Na música seguinte, Jeneci já diz que está muito feliz de estar tocando fora de São Paulo, e percebo que estamos presenciando o despontar de um artista. Deve ser uma sensação incrível, estar em uma cidade nova e ouvir o público cantar decór suas canções. Eu que sou chorona, já deixava escorrer algumas lágrimas, não só pelas letras, que mais pra frente comentarei, mas por sentir (assim como senti no show da Estrela Leminski) que eu também estou no caminho certo como compositora.
A participação especial do show foi o cantor, escritor e compositor José Miguel Wisnik, que conheci pessoalmente na Virada Paulista do ano passado, e por quem sempre fui encantada. Depois de cantar duas músicas, Zé Miguel foi ao piano e falou do Marcelo, algo que se confirma ao ouvir suas músicas. Jeneci começou como instrumentista, e a passagem da música instrumentalpara a canção tem as suas dificuldades, afinal, canção não é só colocar a letra numa música pronta. As melodias devem fortalecer o que se diz, e vice-versa, como num malabarismo, e é aí que Luiz Tatit nos fala da eficácia do cancionista, em usar a melodia certa para enfatizar e dar o tom do que se diz na letra da canção. Mais do que isso, ser sincero no que se diz na canção é o melhor caminho para tocar o público, pois este se sente familiarizado com o que se diz. E Marcelo Jeneci faz isso com genialidade em suas canções, destaque para Pra Sonhar, provavelmente a faixa mais conhecida do disco. Jeneci/Laura também cantaram uma música gravada por Roberto Carlos, além de uma de suas canções ser bem similar ao "modelo" do rei, localizado no cerne da canção brasileira. Um quê de brega, mas equilibrado, e sincero.
Wisnik cantou a primeira música de Jeneci que ele considerou uma canção de verdade, e foi lindo vê-lo sozinho ao piano, acompanhado apenas pela sanfona de Jeneci, para mim, ponto alto do show.Atentando para as letras, creio que poderia incluir Jeneci entre os músicos e compositores do que vem se chamando da Nova Vanguarda Paulista. Como a Estrela bem defendeu em sua tese de mestrado, os músicos da Vanguarda Paulista da década de 80 (que influenciam os de hoje) davam uma importância especial à letra, não colocada à frente da música, mas envolvida nesta de tal maneira que letra e melodia se tornam uma coisa só. Daí a eficácia da canção, e a sinceridade fortalecida pelo como se diz.

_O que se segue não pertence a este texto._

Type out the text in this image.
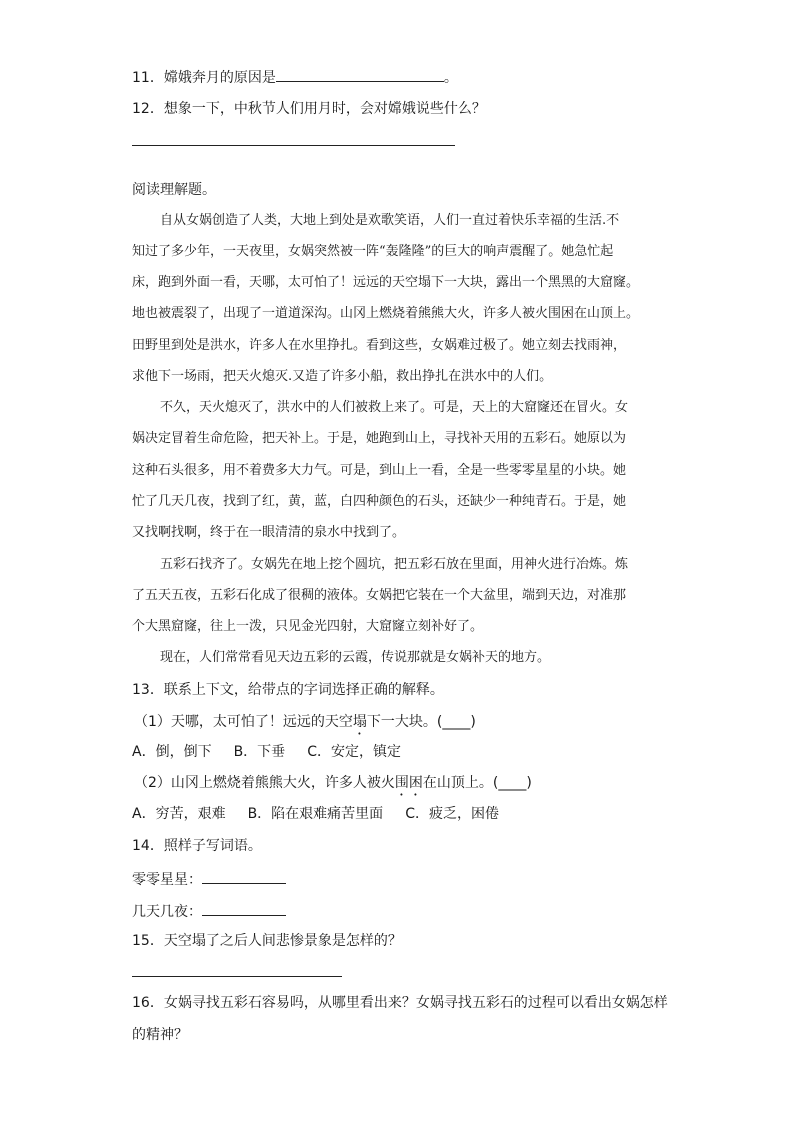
11．嫦娥奔月的原因是	。
12．想象一下，中秋节人们用月时，会对嫦娥说些什么？
阅读理解题。
自从女娲创造了人类，大地上到处是欢歌笑语，人们一直过着快乐幸福的生活.不
知过了多少年，一天夜里，女娲突然被一阵“轰隆隆”的巨大的响声震醒了。她急忙起
床，跑到外面一看，天哪，太可怕了！远远的天空塌下一大块，露出一个黑黑的大窟窿。
地也被震裂了，出现了一道道深沟。山冈上燃烧着熊熊大火，许多人被火围困在山顶上。
田野里到处是洪水，许多人在水里挣扎。看到这些，女娲难过极了。她立刻去找雨神，
求他下一场雨，把天火熄灭.又造了许多小船，救出挣扎在洪水中的人们。
不久，天火熄灭了，洪水中的人们被救上来了。可是，天上的大窟窿还在冒火。女
娲决定冒着生命危险，把天补上。于是，她跑到山上，寻找补天用的五彩石。她原以为
这种石头很多，用不着费多大力气。可是，到山上一看，全是一些零零星星的小块。她
忙了几天几夜，找到了红，黄，蓝，白四种颜色的石头，还缺少一种纯青石。于是，她
又找啊找啊，终于在一眼清清的泉水中找到了。
五彩石找齐了。女娲先在地上挖个圆坑，把五彩石放在里面，用神火进行冶炼。炼
了五天五夜，五彩石化成了很稠的液体。女娲把它装在一个大盆里，端到天边，对准那
个大黑窟窿，往上一泼，只见金光四射，大窟窿立刻补好了。
现在，人们常常看见天边五彩的云霞，传说那就是女娲补天的地方。
13．联系上下文，给带点的字词选择正确的解释。
（1）天哪，太可怕了！远远的天空塌下一大块。(____)
A．倒，倒下 B．下垂 C．安定，镇定
（2）山冈上燃烧着熊熊大火，许多人被火围困在山顶上。(____)
A．穷苦，艰难 B．陷在艰难痛苦里面 C．疲乏，困倦
14．照样子写词语。
零零星星：
几天几夜：
15．天空塌了之后人间悲惨景象是怎样的？
16．女娲寻找五彩石容易吗，从哪里看出来？女娲寻找五彩石的过程可以看出女娲怎样
的精神？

Laura, a cantora que acompanha Jeneci, e que ele disse ser fundamental para todo o seu projeto musical, merece um parágrafo à parte. Pequena, mas com um salto bem alto e usando um macaquinho curto, mas não vulgar, poderia ter um ar de ninfeta, mas durante o show, a gente percebe que ela é verdadeiramente tímida. Sua voz, um caso à parte. Clara, limpa, aguda porém macia. Canta melodias às vezes complexas com naturalidade, dando um ar ainda mais sincero às letras de Jeneci. Em algumas músicas, seu timbre criava um ar ela tinha acabado de chorar por horas, e agora estava vazia, recomposta e límpida, como o ar depois da chuva. Seus olhos ligeiramente caídos, davam um ar de meigura a tudo que ela fazia. Ao fim do show, um tchau muito tímido, como se ela já não tivesse invadido a todos com sua voz.
O disco de Jeneci, Feito Pra Acabar, está para download na @musicoteca, por aqui, e recomendo especialmente pelo cuidado ao somar arranjos, melodias, letras e timbres. Tudo sincero.Ponto extra para a música Pense duas vezes antes de esquecer: quando a Laura entra cantando, perceba bem, o olho enche d'água no terceiro verso, com a frase ascendente minha digital impressa no seu dedoe a lágrima cai no seus cabelos encaracolaram os meus. Ok, isso pode ter parecido bem brega, mas embalou vários casais no show, e se tudo der certo (como já dá) na carreira de Jeneci, ainda vai embalar muita gente.